Dublin circuit criminal court heard evidence from Joe McWilliams, who was appointed to the role of lending director at Anglo in 2006. He was a co-signatory on a number of loans taken out by Mr FitzPatrick and other family members between 2006 and 2007, the court heard.

The jury was shown ten credit committee application forms from May 2006 to November 2007 approving and extending loans in values ranging up to just over €100 million. By November 2007, Mr FitzPatrick had drawn down just over €103 million and his limit was increased to €120 million, the court heard.

David Drumm, chief executive of Anglo Irish Bank at the time, was one of the signatories on one loan application in September 2007, the court heard.

Mr McWilliams agreed with the prosecution barrister Dominic McGinn, SC, that at the time he was “aware of an arrangement whereby another bank covered the repayment of Sean FitzPatrick’s loans prior to Anglo Irish Bank’s financial year end”.

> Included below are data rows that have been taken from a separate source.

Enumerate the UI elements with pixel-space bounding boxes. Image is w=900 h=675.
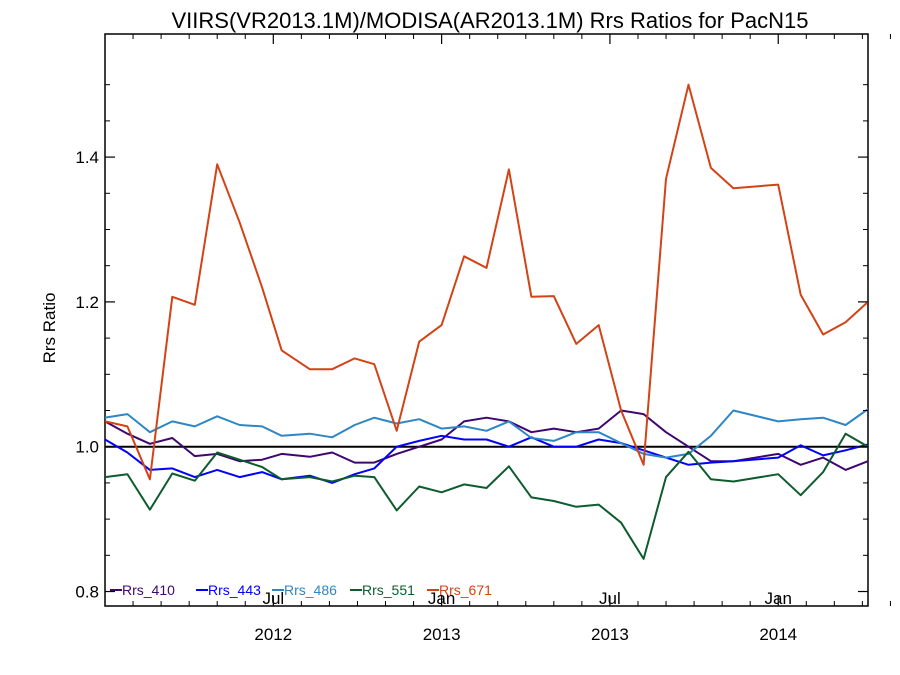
legend-label-rrs-671: Rrs_671 <box>439 582 492 598</box>
x-tick-label-month: Jan <box>428 589 455 608</box>
x-tick-label-month: Jan <box>765 589 792 608</box>
plot-frame <box>104 33 869 607</box>
x-tick-label-month: Jul <box>599 589 621 608</box>
legend-label-rrs-443: Rrs_443 <box>208 582 261 598</box>
legend-label-rrs-486: Rrs_486 <box>284 582 337 598</box>
axis-ticks: 0.8 1.0 1.2 1.4 Jul 2012 Jan 2013 Jul 2013 Jan 2014… <box>75 34 891 644</box>
chart-title: VIIRS(VR2013.1M)/MODISA(AR2013.1M) Rrs R… <box>172 8 809 33</box>
legend: Rrs_410 Rrs_443 Rrs_486 Rrs_551 Rrs_671 <box>110 582 492 598</box>
legend-label-rrs-551: Rrs_551 <box>362 582 415 598</box>
series-line-rrs-551 <box>105 432 868 560</box>
series-layer <box>105 83 868 560</box>
legend-label-rrs-410: Rrs_410 <box>122 582 175 598</box>
series-line-rrs-671 <box>105 83 868 481</box>
y-tick-label: 1.0 <box>75 438 99 457</box>
x-tick-label-year: 2014 <box>759 625 797 644</box>
x-tick-label-year: 2012 <box>254 625 292 644</box>
series-line-rrs-486 <box>105 407 868 459</box>
series-line-rrs-443 <box>105 434 868 484</box>
x-tick-label-year: 2013 <box>591 625 629 644</box>
y-tick-label: 0.8 <box>75 583 99 602</box>
series-line-rrs-410 <box>105 409 868 471</box>
x-tick-label-month: Jul <box>262 589 284 608</box>
y-axis-label: Rrs Ratio <box>40 293 59 364</box>
y-tick-label: 1.2 <box>75 293 99 312</box>
x-tick-label-year: 2013 <box>423 625 461 644</box>
y-tick-label: 1.4 <box>75 148 99 167</box>
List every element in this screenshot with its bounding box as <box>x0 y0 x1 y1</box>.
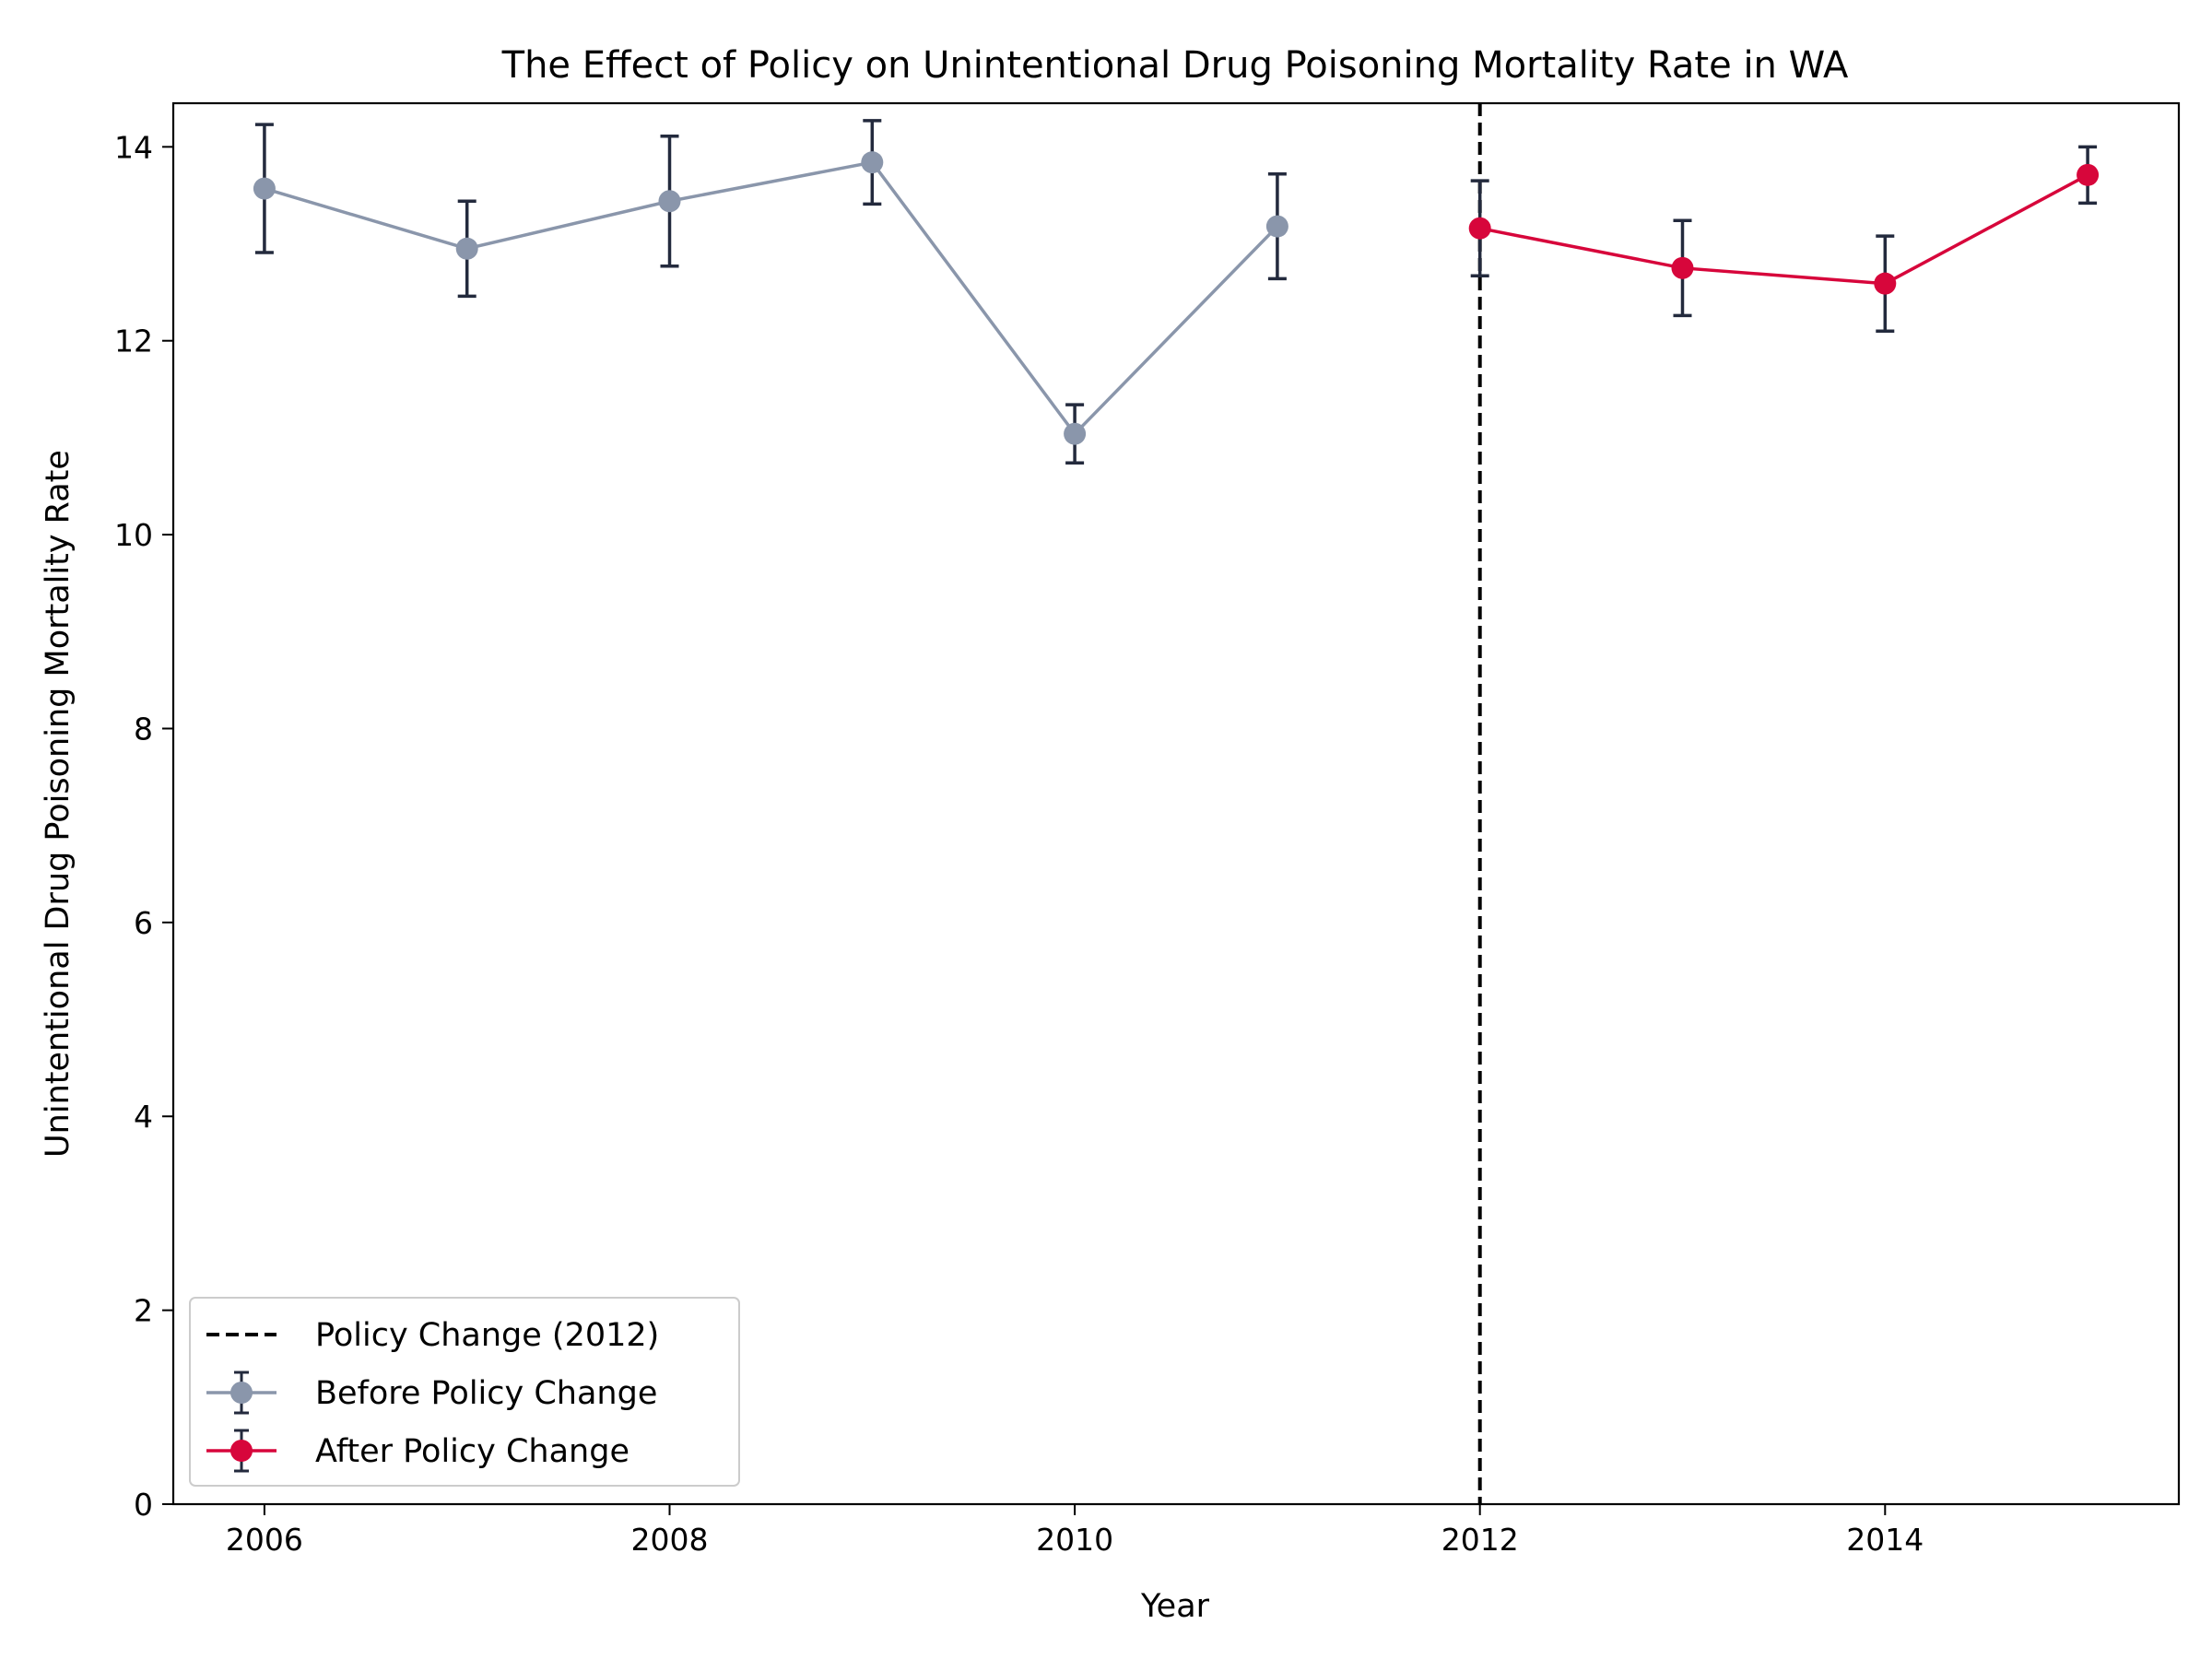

“That Anglo facility remained in place. The facility was drawn down again after year end and the other bank was paid,” Mr McGinn said. Mr McWilliams agreed.

Facility was another word for loan, the jury was told.

The court has previously heard that Mr FitzPatrick’s loans were used to finance the development of shopping centres, hotels and offices at a time when a lot of money could be made in property development.

The jury has been told that the trial is about the alleged failure to disclose the extent of Mr FitzPatrick’s loans to the bank’s auditors, Ernst & Young.

Bernard Condon, SC, for Mr FitzPatrick, put it to Mr McWilliams that he was aware of an arrangement whereby another bank was “permitted to repay Sean FitzPatrick’s loans prior to Anglo’s financial year end” before he took on the role of lending director.

“You were aware of this. That was no secret. Everybody knew about it,” Mr Condon said.

Mr McWilliams agreed that this was the case. The trial continues on Monday.